Ik antwoordde: ‘Ook dat is verkeerd; dan krijgen we de Christelijk-Historischen tegen ons. Gij kunt gemakkelijker een minister van Arbeid dan een minister van Finantiën vinden.’

‘Wie dan?’

‘Neem De Geer voor Arbeid en Trip voor Finantiën.’

‘Gaat niet, dan valt De Geer binnen veertien dagen in de Tweede Kamer. Dat wordt de politieke chaos.’

‘’t Is mogelijk, maar dan niet door mijn schuld. Wat ik voor de werkloozen wil doen, is niet meer dan ’t strikt noodzakelijke, dat erkennen zelfs de gemeentebesturen die in dien geest ook adviseerden. Gij zijt ’t [er] ook mee eens, evenals uw oud-liberale chef van de afdeeling Armenzorg! Wanneer we dit niet doen en dit aan de arbeiders meedeelen, dan krijgen we de volgende week een interpellatie. Hoe kan ik dat verdedigen?  Bovendien: ik ben nu nog goed gezond, maar ik voel ’t, dat ik op deze wijze physiek ’t niet vol kan houden. Mijn animo is weg. Ik verbijt me. Ik word al door de omstandigheden gedwongen allerlei te doen, wat ik nooit gedacht had, te zullen doen. Dat moet. Maar meer dan dat, alleen om de bekrompen koppigheid van De Geer, dat kan ik niet, dat houd ik niet vol.’

‘Ja, als gij met een verklaring van je medicus zoudt komen, dat gij niet door moogt gaan, dan zou de zaak politiek anders komen te staan.’

‘Maar dàt doe ik niet, 1. omdat ’t op zich onwaar is en 2. omdat ik niet als een gebroken man wil aftreden: ik moet ook om mijn gezin denken, waarvoor ik onmiddellijk te zorgen heb.’

‘Dan zie ik geen andere uitkomst dan in den ministerraad te laten stemmen; dan wint gij ’t zeker en moet De Geer maar aftreden.’

‘Ik weet nog één uitkomst: gij moet  met De Geer spreken en hem mededeelen dat ik wil aftreden. Dan zal hij wel schrikken en wellicht toegeven.’

Ik had ’n nota bij me, waarin de geheele questie objectief werd uiteengezet. Ik gaf die aan Ruijs na hem de hoofdzaken te hebben uitgelegd. Hij moet morgen in de Tweede Kamer zijn. We spraken af, niet vrijdagochtend, maar vrijdagavond ministerraad te houden. Ruijs kon dan vrijdagochtend met De Geer spreken. Ik ben wel benieuwd, hoe dit afloopt. De Geer is koppig, maar van den anderen kant ook gauw eingeschüchtert.

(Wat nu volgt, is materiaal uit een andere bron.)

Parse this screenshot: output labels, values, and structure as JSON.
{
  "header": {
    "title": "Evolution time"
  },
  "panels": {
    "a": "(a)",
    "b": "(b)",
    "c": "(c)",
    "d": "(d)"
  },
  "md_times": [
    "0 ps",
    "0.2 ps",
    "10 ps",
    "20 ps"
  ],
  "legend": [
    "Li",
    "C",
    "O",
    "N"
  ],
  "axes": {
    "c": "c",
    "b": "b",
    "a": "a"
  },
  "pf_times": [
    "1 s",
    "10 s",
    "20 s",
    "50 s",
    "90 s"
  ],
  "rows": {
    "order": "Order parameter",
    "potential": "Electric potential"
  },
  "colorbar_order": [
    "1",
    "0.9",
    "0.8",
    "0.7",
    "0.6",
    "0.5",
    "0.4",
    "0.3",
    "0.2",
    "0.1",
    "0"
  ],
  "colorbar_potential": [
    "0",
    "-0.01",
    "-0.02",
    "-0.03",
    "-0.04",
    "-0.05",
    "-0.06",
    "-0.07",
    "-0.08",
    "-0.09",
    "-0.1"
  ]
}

            Als ’t nu onderhand met Loekie maar wat beter gaat, dan ben ik vrijdag wel in beter conditie en wil ik – misschien voor ’t laatst – nog wel eens vechten. ’t Moet dan maar: erop of eronder. Zooals ’t nu gaat, zie ik geen kans ’t vol te houden. Wat zal de koningin zeggen? De Geer is nogal persona grata bij haar.